The satellite has a built-in telescopic arm with a camera to take selfies. An earlier version was first developed and launched in 2018, but in that instance, communication between the satellite and equipment on the ground could not be established. Will the amateur group's second attempt be a success, and will the satellite be able to send its selfies back to Earth?
The people behind the project's development are members of space enthusiast group Ryman Sat Project, based in Tokyo's Edogawa Ward. The satellite is a cube measuring 10 centimeters on each side, and it weighs a little over a kilogram. The funds to make it were raised through a mix of crowdfunding and members' own contributions, and the team spent about three years developing it.
Ryman Sat Project was founded in 2014, and currently boasts about 790 members. Although a love of space brought them together, they're all amateurs when it comes to space-related development. Through a mix of trial and error, along with reading essays and specialist books on the subject, they have challenged themselves in space-related activities, such as developing satellites.
They've nicknamed the current satellite "selfish" -- partly a reference to the term selfie and partly from their "selfish" desire to see the project through.
The selfie idea came from their desire to see the satellite they had built floating in space. The unit's arm for taking pictures can extend out about 10 centimeters and retract back in. Although there's no need for it to retract for the photographs, the team said they decided to make it able to do both, because "it looks smarter if it can go back to its original position and close than it does if the arm is left stretched out."
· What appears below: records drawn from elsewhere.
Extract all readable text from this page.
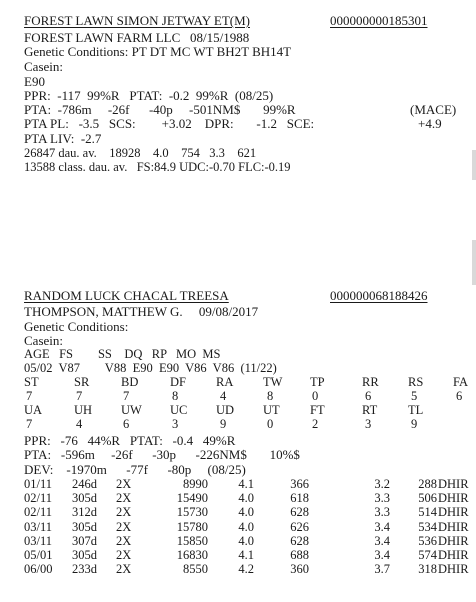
FOREST LAWN SIMON JETWAY ET(M)	000000000185301
FOREST LAWN FARM LLC   08/15/1988
Genetic Conditions: PT DT MC WT BH2T BH14T
Casein:
E90
PPR:  -117  99%R   PTAT:  -0.2  99%R  (08/25)
PTA:  -786m     -26f      -40p     -501NM$       99%R	(MACE)
PTA PL:   -3.5   SCS:        +3.02    DPR:       -1.2   SCE:	+4.9
PTA LIV:  -2.7
26847 dau. av.    18928    4.0    754   3.3    621
13588 class. dau. av.   FS:84.9 UDC:-0.70 FLC:-0.19
RANDOM LUCK CHACAL TREESA	000000068188426
THOMPSON, MATTHEW G.     09/08/2017
Genetic Conditions:
Casein:
AGE   FS        SS    DQ   RP   MO  MS
05/02  V87        V88  E90  E90  V86  V86  (11/22)
ST	SR	BD	DF RA TW TP	RR RS FA
7	7	7	8	4	8	0	6	5	6
UA	UH UW UC UD UT FT	RT TL
7	4	6	3	9	0	2	3	9
PPR:   -76   44%R   PTAT:   -0.4   49%R
PTA:   -596m     -26f      -30p      -226NM$       10%$
DEV:    -1970m      -77f      -80p     (08/25)
01/11 246d 2X	8990 4.1	366	3.2 288 DHIR
02/11 305d 2X	15490 4.0	618	3.3 506 DHIR
02/11 312d 2X	15730 4.0	628	3.3 514 DHIR
03/11 305d 2X	15780 4.0	626	3.4 534 DHIR
03/11 307d 2X	15850 4.0	628	3.4 536 DHIR
05/01 305d 2X	16830 4.1	688	3.4 574 DHIR
06/00 233d 2X	8550 4.2	360	3.7 318 DHIR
For the wireless equipment, the team decided it would be more interesting to make their own than to use existing products, and after toiling away they managed to create something about half the size of what had been available, at a cost of about two-thirds of what they would have paid. As a result, it became possible to put in new equipment such as position control mechanisms. The team also tried to devise cool designs for its solar energy panels and camera shutter.
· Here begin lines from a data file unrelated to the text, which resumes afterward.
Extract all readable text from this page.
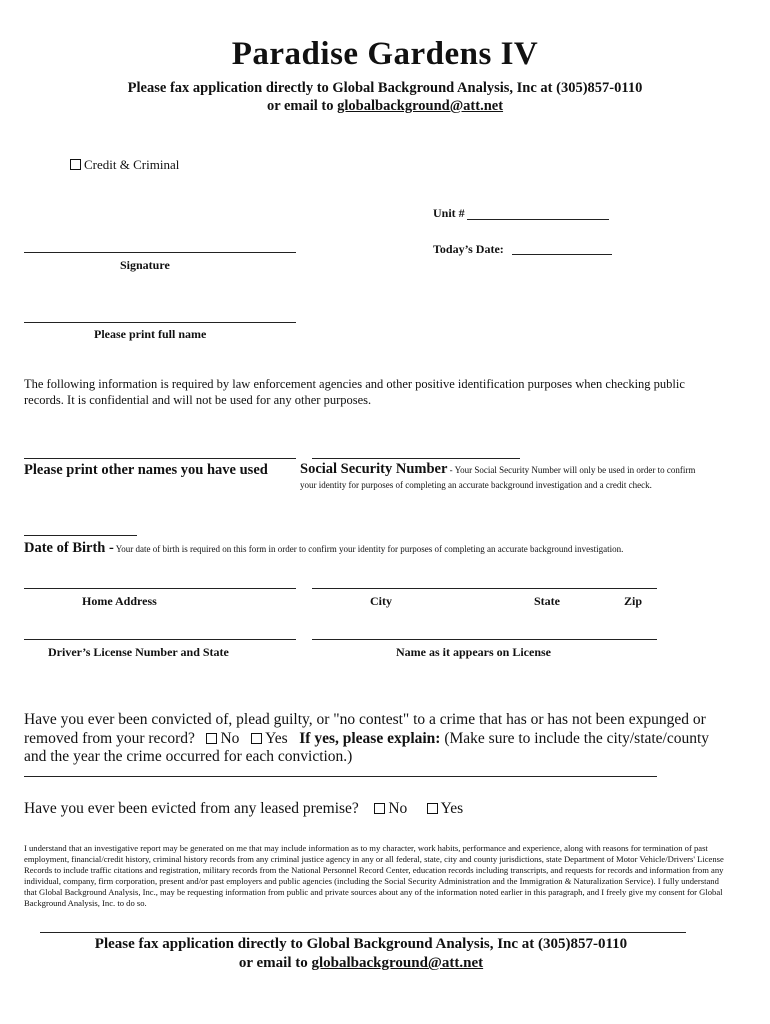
Paradise Gardens IV
Please fax application directly to Global Background Analysis, Inc at (305)857-0110
or email to globalbackground@att.net
Credit & Criminal
Unit #
Today’s Date:
Signature
Please print full name
The following information is required by law enforcement agencies and other positive identification purposes when checking public records. It is confidential and will not be used for any other purposes.
Please print other names you have used Social Security Number - Your Social Security Number will only be used in order to confirm your identity for purposes of completing an accurate background investigation and a credit check.
Date of Birth - Your date of birth is required on this form in order to confirm your identity for purposes of completing an accurate background investigation.
Home Address	City	State	Zip
Driver’s License Number and State	Name as it appears on License
Have you ever been convicted of, plead guilty, or "no contest" to a crime that has or has not been expunged or removed from your record? No Yes If yes, please explain: (Make sure to include the city/state/county and the year the crime occurred for each conviction.)
Have you ever been evicted from any leased premise? No Yes
I understand that an investigative report may be generated on me that may include information as to my character, work habits, performance and experience, along with reasons for termination of past employment, financial/credit history, criminal history records from any criminal justice agency in any or all federal, state, city and county jurisdictions, state Department of Motor Vehicle/Drivers' License Records to include traffic citations and registration, military records from the National Personnel Record Center, education records including transcripts, and requests for records and information from any individual, company, firm corporation, present and/or past employers and public agencies (including the Social Security Administration and the Immigration & Naturalization Service). I fully understand that Global Background Analysis, Inc., may be requesting information from public and private sources about any of the information noted earlier in this paragraph, and I freely give my consent for Global Background Analysis, Inc. to do so.
Please fax application directly to Global Background Analysis, Inc at (305)857-0110
or email to globalbackground@att.net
In response to the failure of communications on the first satellite, among other issues, the team has done thorough tests ahead of the main event this time. They have also tried to foresee potential equipment failure, and incorporated the same kind of cause analysis and evaluation that experts use in their designing methods.
The completed satellite will first be delivered to the International Space Station via an Antares rocket launched by a U.S. firm. After arriving, it will be released into space from the Japanese Experiment Module Kibo. If all goes to plan, the satellite's antenna should unfurl about 30 minutes later and send signals to Earth. From there, the arm should extend as per instructions issued from the ground, and its camera shutter is expected to release.
The Ryman Sat Project group's project manager, Ryuichi Mitsui, told the Mainichi Shimbun, "This kind of selfish project is something you can't do unless it's a pursuit. We had to value our feeling of wanting to do it without fear of failure. But, to try and make it a success precisely because it's our pursuit, our members had to review the project and discuss it not just on weekends, but on weeknights, too."
With the spread of the new coronavirus, the team members are unable to see the launch at the spot where it will happen, but their project manager said, "I want to observe that moment online with the other members."
At a press conference ahead of the launch, the team was asked if they had any plans for the selfies the satellite takes. Their project manager responded hesitantly, "We're not considering anything in particular. Maybe it could be someone's (desktop) wallpaper, or used in a calendar? If you have any good ideas, please let us know." Rather than focusing on how the photos are used, it seems the very process of having pictures sent to Earth and being able to celebrate them together is everything for the team.